Its Total Over Delivery service begins with a gargantuan caviar bump and a shot of vodka, and has between 20 and 30 courses – one of which lands roughly every five minutes – with a dedicated drinks pairing included in the price. There’s lobster, foie gras, langoustines, white truffle, oysters, “white gold” truffle and more caviar. There are also syringes, a smoke machine, blue lights, glittery Negronis and loud music. It sounds insane because it is.
Canal, Westbourne Park
After the success of Bar Crispin, Crispin and Bistro Freddie, this year restaurateur Dom Hamdy decided to take his winning restaurant formula west with Canal, a waterside spot in Westbourne Park. Perfect for long sunny afternoons on the south-facing terrace or hunkering down in the studio’s softened brutalist interiors, Canal is lively and casual with a touch of low-key glamour.

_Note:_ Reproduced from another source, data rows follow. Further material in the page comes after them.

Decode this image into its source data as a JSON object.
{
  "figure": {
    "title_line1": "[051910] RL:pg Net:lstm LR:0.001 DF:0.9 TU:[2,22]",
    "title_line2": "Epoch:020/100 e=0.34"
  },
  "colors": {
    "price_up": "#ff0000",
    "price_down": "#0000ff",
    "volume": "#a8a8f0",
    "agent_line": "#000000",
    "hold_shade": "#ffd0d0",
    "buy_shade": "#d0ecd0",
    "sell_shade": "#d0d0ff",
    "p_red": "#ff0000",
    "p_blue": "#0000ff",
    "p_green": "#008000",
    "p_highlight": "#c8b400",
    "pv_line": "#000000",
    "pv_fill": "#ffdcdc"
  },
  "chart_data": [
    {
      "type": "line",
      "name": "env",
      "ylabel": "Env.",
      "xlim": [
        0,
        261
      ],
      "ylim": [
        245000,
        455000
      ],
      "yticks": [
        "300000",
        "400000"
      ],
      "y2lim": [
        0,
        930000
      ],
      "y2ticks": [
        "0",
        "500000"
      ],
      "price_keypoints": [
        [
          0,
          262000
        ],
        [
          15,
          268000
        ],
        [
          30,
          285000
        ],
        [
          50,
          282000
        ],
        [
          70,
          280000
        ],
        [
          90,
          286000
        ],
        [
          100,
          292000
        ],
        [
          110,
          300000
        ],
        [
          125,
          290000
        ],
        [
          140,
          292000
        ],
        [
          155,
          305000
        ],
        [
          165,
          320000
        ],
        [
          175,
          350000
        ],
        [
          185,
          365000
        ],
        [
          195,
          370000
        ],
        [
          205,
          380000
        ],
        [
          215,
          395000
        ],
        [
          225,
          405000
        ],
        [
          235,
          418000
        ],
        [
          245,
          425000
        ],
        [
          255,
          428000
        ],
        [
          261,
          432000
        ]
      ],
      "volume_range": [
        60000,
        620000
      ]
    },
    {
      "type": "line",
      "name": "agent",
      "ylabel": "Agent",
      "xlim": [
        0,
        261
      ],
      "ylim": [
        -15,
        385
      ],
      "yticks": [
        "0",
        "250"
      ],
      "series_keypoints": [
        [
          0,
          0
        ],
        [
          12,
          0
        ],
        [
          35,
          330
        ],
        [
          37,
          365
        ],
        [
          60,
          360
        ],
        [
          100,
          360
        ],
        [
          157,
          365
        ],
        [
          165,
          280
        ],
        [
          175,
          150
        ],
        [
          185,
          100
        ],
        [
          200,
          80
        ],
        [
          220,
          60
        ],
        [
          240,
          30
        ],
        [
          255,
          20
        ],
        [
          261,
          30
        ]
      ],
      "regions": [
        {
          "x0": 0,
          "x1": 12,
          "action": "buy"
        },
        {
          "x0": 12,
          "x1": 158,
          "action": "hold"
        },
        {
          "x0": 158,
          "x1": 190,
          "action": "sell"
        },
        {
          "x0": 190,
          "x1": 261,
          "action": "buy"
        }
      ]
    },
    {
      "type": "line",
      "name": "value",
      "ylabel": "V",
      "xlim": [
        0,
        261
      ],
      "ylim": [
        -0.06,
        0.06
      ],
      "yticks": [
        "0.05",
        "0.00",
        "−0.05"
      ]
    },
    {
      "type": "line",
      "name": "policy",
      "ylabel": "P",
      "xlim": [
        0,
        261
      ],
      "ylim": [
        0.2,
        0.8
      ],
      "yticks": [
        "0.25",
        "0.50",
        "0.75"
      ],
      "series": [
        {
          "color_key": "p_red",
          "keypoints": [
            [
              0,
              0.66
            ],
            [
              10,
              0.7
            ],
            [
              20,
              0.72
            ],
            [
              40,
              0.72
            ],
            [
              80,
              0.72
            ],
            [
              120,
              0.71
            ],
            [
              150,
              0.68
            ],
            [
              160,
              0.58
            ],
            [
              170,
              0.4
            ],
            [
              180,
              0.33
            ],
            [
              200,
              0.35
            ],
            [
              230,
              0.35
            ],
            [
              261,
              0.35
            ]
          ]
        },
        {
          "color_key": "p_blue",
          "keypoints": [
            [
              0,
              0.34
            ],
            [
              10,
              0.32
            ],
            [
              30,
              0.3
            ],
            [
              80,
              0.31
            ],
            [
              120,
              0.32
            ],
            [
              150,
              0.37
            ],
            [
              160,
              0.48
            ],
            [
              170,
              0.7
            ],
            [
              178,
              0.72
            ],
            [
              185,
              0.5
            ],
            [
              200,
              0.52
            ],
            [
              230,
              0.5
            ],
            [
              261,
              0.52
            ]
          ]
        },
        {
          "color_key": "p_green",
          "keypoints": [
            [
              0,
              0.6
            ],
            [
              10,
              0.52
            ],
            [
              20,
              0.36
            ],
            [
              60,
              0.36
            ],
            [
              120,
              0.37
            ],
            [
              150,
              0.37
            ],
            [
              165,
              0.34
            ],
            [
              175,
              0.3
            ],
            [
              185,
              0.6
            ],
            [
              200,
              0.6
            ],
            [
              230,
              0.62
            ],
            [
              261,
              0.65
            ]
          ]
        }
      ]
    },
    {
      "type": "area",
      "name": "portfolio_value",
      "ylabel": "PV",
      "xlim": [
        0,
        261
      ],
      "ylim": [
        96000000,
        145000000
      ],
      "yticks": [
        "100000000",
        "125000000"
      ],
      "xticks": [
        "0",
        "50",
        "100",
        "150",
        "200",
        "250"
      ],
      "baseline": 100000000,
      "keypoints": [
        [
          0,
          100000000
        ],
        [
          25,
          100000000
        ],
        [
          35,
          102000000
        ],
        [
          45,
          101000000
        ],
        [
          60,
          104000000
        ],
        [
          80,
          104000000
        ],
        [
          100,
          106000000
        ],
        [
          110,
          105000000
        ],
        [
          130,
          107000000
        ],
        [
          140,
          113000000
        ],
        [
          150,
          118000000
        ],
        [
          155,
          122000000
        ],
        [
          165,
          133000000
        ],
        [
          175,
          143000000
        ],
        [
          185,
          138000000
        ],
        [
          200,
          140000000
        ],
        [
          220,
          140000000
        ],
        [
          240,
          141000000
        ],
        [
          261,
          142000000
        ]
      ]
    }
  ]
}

In the kitchen, New York-born chef Adrian Hernandez Farina (ex-Humo, Luca, The French Laundry, Chiltern Firehouse) turns out a Mediterranean-leaning menu that treats British produce with the utmost finesse. The much-photographed “table cheeseburger” (literally a cheeseburger shared between the table) earns its hype, while snacks such as Portland crab doughnuts and larger plates – think flaky Cornish John Dory with lemon-dill butter or a juicy Jersey sirloin – make sharing the rest non-negotiable, too.
Honourable mentions
It would be remiss not to include two openings that weren’t brand-new restaurants, just excellent eateries moving to new digs. Kudu’s move from south London to Marylebone marked a new phase in the South African restaurant’s evolution; its richly textured design, with plaster-pink walls evoking Cape Town sunsets, provides a fittingly elevated setting for a menu blending Kudu’s classics, like piri-piri tiger prawns, with new dishes centred on fire-based cooking from the braai (barbeque). And Crisp Pizza teamed up with Soho’s The Devonshire to revive Mayfair boozer The Marlborough to great success, thanks to Crisp chef-owner Carl McCluskey’s signature crisp-bottomed pizzas.